Fortunately, there are some opportunities for counter-terrorism officials. For starters, it is prescient to note that the conductors of remote control attacks are mostly amateurs. There are numerous stories about these individuals botching their own attacks, in some cases even doing themselves more harm than those around them. It would seem as though many of these attackers require constant contact and guidance from their handlers in the Middle East, with many getting cold feet along the way. This lengthens the window of time in which law enforcement and intelligence personnel have to work to identify the extremist, observe their activities, and ultimately prevent their attacks.

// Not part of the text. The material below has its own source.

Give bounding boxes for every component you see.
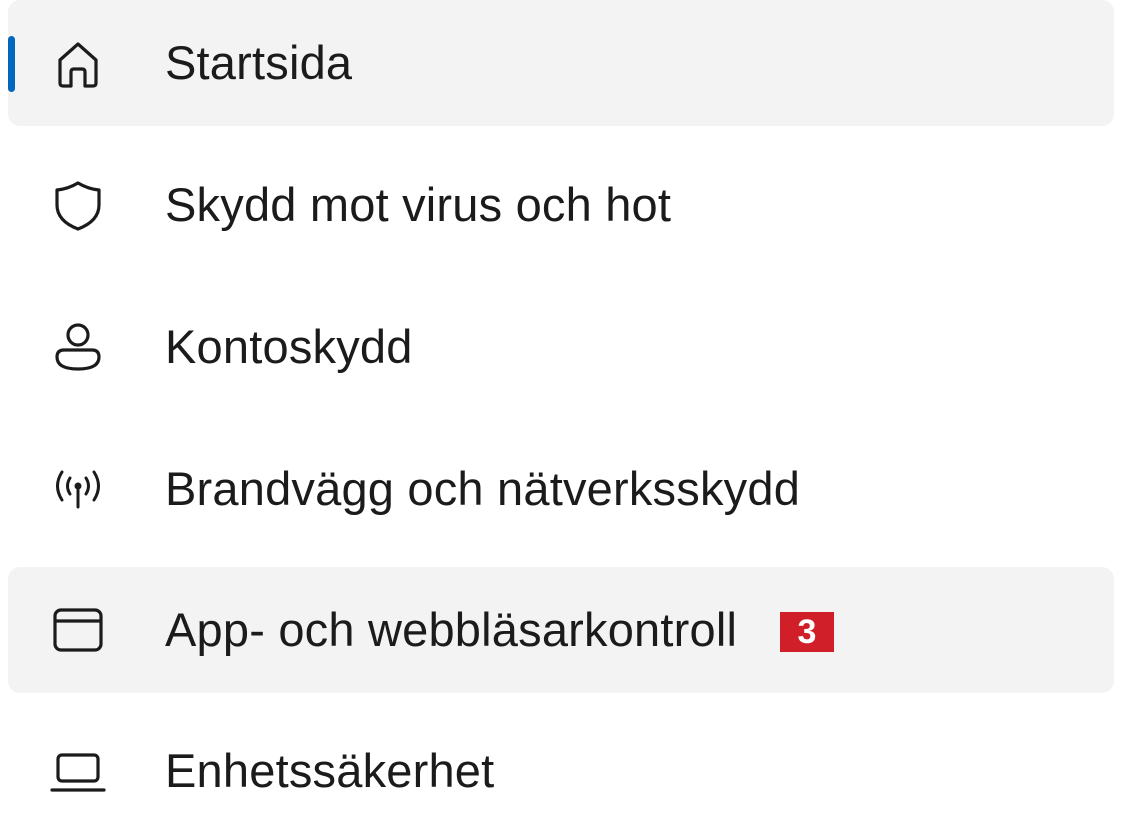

Further, the ongoing and fairly robust contact between handler and recruit provides security personnel with an advantage in the wider counter-terrorism struggle. By effectively monitoring and analyzing a remote control attacker’s behaviour and connections, intelligence analysts are better equipped to track wider networks and find vulnerabilities in their operations. Effective counter-terrorism strategies might include interviews with would-be attackers, likely after a de-escalation strategy has been implemented, to reveal contacts, phone numbers, online identifications, and instructions given by the recruiter to advance counter-terrorism policies worldwide. The information might lead to other prevented attacks, and further constraints placed upon the central terrorist organization.
While the remote controlled tactic now implemented by groups such as the Islamic State presents a new type of threat, there are likely many advantages which can be gained due to this phenomenon moving ahead. Compared to lone wolf extremism, there are actually many more opportunities for counter-terrorism agencies than previously thought. What is required now is an effective analysis of the new terrorism paradigm, and discussion surrounding the most productive ways to combat this new trend. Remote controlled terrorism may seem shocking at first, but the very nature of its organization makes it vulnerable in the end.